As with PMIs, inflation in the euro area is also normalizing and closing in on the 2% target quicker than expected in March. Headline inflation fell to 2.2% y/y, down from 2.3% in February, driven by lower energy and services inflation. This aligns with the latest ECB staff projections of an average 2.3% y/y inflation rate in Q1. Services inflation decreased to 3.4% y/y from 3.7%, which is encouraging, although the elevated growth rate remains a concern for the hawk camp in the ECB. Yet, with lower momentum and declining wage growth, we expect services inflation to continue to decline this year. By 2025Q2, we expect headline inflation to average 2.2% y/y in line with the ECB staff projections and inflation markets pricing. In our opinion these developments support further easing from the ECB.
Markets have increased its’ rate cut expectations for the ECB this year, with a 25bp cut in April now fully priced in and a 2025 end point of 1.65%. The recent increase in rate cut expectations comes on back of the tariff announcements of Trump and not macro data as the latter have been surprising positively. In addition to the mentioned PMIs, the unemployment rate reached an all-time low of 6.1% in February and credit growth continued to increase. The strong labour market is especially driven by Southern Europe, while French unemployment continues to rise, and the PMIs signals further deterioration to come.

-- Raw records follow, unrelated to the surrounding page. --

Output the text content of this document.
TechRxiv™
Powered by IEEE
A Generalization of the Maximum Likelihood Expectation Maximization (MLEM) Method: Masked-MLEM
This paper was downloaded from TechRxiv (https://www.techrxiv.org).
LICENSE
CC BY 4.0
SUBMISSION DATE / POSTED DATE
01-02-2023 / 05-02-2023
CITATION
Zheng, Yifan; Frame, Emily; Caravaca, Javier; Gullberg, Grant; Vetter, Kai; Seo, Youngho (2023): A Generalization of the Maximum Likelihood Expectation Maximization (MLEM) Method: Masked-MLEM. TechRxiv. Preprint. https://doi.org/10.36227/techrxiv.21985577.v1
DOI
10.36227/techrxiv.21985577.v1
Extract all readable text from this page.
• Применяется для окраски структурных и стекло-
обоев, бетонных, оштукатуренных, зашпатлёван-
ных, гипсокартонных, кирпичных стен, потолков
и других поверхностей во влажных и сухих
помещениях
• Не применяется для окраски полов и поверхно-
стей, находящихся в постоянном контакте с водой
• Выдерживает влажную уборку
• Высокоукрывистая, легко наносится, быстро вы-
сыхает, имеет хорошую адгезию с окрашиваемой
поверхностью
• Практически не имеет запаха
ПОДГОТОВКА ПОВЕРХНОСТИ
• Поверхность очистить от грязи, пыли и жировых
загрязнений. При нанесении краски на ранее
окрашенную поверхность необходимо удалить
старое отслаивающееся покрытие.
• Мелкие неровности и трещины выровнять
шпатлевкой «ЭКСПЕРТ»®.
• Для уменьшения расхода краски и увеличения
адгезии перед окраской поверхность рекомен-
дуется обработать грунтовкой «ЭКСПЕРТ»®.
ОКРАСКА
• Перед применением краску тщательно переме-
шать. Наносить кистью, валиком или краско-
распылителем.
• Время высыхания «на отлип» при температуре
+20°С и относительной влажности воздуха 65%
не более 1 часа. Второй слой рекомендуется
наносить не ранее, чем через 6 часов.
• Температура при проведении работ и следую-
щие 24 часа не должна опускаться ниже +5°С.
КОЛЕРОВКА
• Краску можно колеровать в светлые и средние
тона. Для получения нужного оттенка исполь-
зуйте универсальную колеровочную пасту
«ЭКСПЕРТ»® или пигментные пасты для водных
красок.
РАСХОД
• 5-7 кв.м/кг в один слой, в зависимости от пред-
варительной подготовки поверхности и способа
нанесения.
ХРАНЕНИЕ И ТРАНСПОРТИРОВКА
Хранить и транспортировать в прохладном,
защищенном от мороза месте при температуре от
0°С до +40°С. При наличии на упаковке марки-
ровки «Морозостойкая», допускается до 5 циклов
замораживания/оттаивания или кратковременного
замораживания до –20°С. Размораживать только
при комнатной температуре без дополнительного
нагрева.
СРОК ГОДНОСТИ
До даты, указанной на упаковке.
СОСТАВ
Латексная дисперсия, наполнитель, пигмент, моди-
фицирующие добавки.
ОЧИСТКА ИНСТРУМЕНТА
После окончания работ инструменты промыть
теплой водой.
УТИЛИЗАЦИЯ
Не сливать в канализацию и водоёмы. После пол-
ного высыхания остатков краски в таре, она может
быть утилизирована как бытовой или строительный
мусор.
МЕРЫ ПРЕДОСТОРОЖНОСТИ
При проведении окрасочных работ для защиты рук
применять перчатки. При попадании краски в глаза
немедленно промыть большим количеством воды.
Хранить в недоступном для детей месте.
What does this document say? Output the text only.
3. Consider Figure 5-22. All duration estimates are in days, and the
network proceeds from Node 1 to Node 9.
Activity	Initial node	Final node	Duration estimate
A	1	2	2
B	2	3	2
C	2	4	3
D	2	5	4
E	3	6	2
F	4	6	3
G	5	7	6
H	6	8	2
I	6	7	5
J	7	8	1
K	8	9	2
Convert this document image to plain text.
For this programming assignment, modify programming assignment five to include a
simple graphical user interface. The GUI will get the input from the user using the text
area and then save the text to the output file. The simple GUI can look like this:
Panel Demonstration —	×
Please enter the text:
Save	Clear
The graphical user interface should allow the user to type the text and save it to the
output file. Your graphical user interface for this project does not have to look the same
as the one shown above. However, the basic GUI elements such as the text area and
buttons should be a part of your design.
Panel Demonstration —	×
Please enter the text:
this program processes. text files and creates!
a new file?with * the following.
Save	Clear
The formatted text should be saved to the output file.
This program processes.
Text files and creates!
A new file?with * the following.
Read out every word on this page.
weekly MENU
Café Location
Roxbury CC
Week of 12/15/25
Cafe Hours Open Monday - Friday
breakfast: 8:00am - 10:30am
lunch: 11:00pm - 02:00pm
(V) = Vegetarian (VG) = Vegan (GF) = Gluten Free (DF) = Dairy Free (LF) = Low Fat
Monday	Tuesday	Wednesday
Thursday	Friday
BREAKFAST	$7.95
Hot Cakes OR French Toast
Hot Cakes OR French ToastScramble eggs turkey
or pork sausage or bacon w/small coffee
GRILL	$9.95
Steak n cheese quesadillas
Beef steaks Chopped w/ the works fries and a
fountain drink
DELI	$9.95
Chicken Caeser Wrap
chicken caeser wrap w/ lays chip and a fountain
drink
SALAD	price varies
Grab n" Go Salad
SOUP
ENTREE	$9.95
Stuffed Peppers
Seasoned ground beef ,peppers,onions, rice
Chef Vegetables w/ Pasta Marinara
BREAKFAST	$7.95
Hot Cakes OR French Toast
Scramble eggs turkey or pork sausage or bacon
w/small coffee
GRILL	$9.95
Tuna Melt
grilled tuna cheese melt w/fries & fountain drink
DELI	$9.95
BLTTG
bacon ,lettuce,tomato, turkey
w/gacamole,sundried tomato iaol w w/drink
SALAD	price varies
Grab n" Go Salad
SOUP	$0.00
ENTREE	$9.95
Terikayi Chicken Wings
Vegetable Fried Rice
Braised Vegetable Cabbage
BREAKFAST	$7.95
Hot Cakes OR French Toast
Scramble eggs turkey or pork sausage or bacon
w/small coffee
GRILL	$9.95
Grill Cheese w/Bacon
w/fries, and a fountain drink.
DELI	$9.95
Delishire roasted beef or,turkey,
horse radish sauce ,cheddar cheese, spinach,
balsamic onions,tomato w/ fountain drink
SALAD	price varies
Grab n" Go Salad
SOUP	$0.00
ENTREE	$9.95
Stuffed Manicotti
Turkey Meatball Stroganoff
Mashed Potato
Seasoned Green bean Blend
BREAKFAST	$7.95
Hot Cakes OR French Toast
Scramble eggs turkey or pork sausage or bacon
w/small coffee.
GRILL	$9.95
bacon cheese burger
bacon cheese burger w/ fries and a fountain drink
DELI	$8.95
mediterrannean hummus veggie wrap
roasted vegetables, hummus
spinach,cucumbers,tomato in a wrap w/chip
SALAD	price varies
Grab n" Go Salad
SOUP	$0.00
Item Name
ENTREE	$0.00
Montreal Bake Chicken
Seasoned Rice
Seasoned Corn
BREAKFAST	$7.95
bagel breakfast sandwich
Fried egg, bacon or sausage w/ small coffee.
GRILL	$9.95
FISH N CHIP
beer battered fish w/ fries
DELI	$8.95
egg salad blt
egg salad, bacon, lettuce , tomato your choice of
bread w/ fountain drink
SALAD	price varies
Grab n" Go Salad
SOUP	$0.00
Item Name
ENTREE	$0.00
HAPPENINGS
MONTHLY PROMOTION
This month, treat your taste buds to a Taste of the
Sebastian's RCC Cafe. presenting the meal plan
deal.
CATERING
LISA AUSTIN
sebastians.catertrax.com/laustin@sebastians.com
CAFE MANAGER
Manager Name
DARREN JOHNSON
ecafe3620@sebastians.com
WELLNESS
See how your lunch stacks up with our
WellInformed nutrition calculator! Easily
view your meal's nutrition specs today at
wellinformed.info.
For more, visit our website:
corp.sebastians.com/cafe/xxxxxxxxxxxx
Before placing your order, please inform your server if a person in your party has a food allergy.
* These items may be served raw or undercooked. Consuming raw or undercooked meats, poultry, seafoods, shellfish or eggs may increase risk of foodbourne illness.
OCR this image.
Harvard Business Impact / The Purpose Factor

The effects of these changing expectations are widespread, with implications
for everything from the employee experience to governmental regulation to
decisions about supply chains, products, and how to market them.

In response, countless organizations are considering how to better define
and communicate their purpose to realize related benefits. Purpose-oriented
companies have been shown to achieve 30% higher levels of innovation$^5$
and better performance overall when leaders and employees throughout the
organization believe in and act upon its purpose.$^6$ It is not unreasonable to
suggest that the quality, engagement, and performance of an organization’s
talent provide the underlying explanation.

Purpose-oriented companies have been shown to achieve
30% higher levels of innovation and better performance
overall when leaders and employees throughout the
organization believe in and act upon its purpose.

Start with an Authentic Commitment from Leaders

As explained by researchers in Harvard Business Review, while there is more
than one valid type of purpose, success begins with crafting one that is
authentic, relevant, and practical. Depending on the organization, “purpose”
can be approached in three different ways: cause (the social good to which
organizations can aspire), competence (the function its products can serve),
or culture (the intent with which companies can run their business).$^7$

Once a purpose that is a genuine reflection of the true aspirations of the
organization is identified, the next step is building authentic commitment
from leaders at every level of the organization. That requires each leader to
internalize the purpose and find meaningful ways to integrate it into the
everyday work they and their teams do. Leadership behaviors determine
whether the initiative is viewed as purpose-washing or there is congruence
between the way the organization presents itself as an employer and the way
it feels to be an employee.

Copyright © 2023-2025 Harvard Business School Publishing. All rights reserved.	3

The positive macro developments are overshadowed by concerns about the growth outlook from a global trade war and a following recession in the US. These concerns were ignited by Trump’s announcement of a 20% tariff increase on all EU goods imported to the US, except pharmaceuticals, while steel, aluminium, and cars face a 25% tariff. The tariffs threaten EU’s exports to the US, which in 2024 amounted to EUR532bn, corresponding to 3% of EU GDP. Using estimates from the ECBGLOBAL 2.0 model, we estimate that the increase in tariffs will shave off 0.2-0.4pp of euro area GDP in the coming year, assuming that recent tariffs are held unchanged in the entire period on all countries in the world and there is retaliation. The EU is expected to hit back to the general 20% US tariff increase and the 25% car tariffs in the start of May if negotiations in the meantime fail with the US, which we expect they will. EU will likely target both goods and services by both tariff and non-tariff measures to pressure US. The outcome of the trade war is highly uncertain, and risks are tilted towards a larger negative impact.